In the News

Tampa Officials Killed the Same Mic Billy Graham Once Used

October 9, 2018

By Jeremy Days, Deputy General Counsel at First Liberty

Florida city reminded the First Amendment protects religious speech of expression everywhere in America, including the Citrus Bowl

Earlier in 2018, we witnessed the passing of an American icon, the Rev. Billy Graham, whose fame, beyond his years of faithful preaching, stems largely from the crusades that bore his name and that he presented around the world.
Most Americans have some memory of Graham standing on the dais erected over the end zone of a packed sports stadium, preaching the Gospel message of Jesus Christ over the stadium’s speakers, prompting millions of people to “come forward.”

Orlando’s Camping World Stadium is just such a stadium. When it opened as the Tangerine Bowl in 1969, Graham’s crusade christened it. He would return in 1983 when the City of Orlando — the owners of the stadium then, as now — renamed it the Citrus Bowl.

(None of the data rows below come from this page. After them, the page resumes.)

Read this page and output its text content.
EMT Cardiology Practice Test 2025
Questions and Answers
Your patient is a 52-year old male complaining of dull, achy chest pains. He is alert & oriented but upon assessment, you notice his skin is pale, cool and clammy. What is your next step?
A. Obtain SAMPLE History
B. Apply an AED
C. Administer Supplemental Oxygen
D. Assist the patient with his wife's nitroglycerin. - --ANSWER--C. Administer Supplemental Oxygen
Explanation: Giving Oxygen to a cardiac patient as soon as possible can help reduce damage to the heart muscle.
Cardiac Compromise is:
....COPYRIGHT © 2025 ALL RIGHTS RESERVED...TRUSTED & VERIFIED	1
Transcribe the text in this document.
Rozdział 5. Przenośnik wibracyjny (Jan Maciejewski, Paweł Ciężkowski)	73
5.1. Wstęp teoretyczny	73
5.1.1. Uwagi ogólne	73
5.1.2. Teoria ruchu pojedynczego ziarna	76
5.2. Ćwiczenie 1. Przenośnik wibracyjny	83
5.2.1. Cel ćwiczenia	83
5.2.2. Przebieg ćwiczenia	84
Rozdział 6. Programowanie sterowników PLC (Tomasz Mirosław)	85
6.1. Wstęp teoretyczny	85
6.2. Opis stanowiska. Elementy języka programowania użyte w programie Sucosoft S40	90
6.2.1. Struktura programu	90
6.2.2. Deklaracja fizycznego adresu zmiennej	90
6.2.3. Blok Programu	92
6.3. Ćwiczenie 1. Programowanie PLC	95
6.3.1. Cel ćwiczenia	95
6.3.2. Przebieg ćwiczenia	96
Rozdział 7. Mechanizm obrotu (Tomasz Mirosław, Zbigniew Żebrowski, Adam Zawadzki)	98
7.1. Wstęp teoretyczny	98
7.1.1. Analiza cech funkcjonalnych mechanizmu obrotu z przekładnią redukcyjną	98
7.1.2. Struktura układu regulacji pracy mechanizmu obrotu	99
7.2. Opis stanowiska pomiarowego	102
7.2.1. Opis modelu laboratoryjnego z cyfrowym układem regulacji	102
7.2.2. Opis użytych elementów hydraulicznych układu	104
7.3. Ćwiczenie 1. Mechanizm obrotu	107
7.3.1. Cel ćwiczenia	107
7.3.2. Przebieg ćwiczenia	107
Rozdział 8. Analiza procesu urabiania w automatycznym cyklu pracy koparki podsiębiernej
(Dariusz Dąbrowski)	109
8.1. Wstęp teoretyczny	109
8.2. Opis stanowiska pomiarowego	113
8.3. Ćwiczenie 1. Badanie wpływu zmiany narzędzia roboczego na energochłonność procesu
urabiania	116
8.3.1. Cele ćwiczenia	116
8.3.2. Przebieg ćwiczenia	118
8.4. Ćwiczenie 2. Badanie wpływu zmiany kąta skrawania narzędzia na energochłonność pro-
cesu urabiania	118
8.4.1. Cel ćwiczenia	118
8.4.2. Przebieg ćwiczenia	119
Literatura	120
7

It was also the venue for a 2015 state football championship game between two private Christian high schools. The schools, Tampa’s Cambridge Christian School and Jacksonville’s University Christian School, hold a lengthy tradition of opening their games with a prayer over the loudspeaker.

It’s more than a tradition; it’s the means by which players on the field and their families in the bleachers commune together with the Almighty prior to kickoff. So they asked the Florida High School Athletic Association (FHSAA) to continue that tradition before the championship game began.

But the FHSAA said no. Actually, it was more than a blunt “no.” In a lengthy email, the FHSAA predicated its decision on the religious viewpoint to be expressed over the city-owned, state-controlled stadium speakers.

The FHSAA feared that allowing a 30-second prayer over the loudspeaker — the same loudspeaker that once carried the baritone voice of the late Rev. Billy Graham — would violate the U.S. Constitution.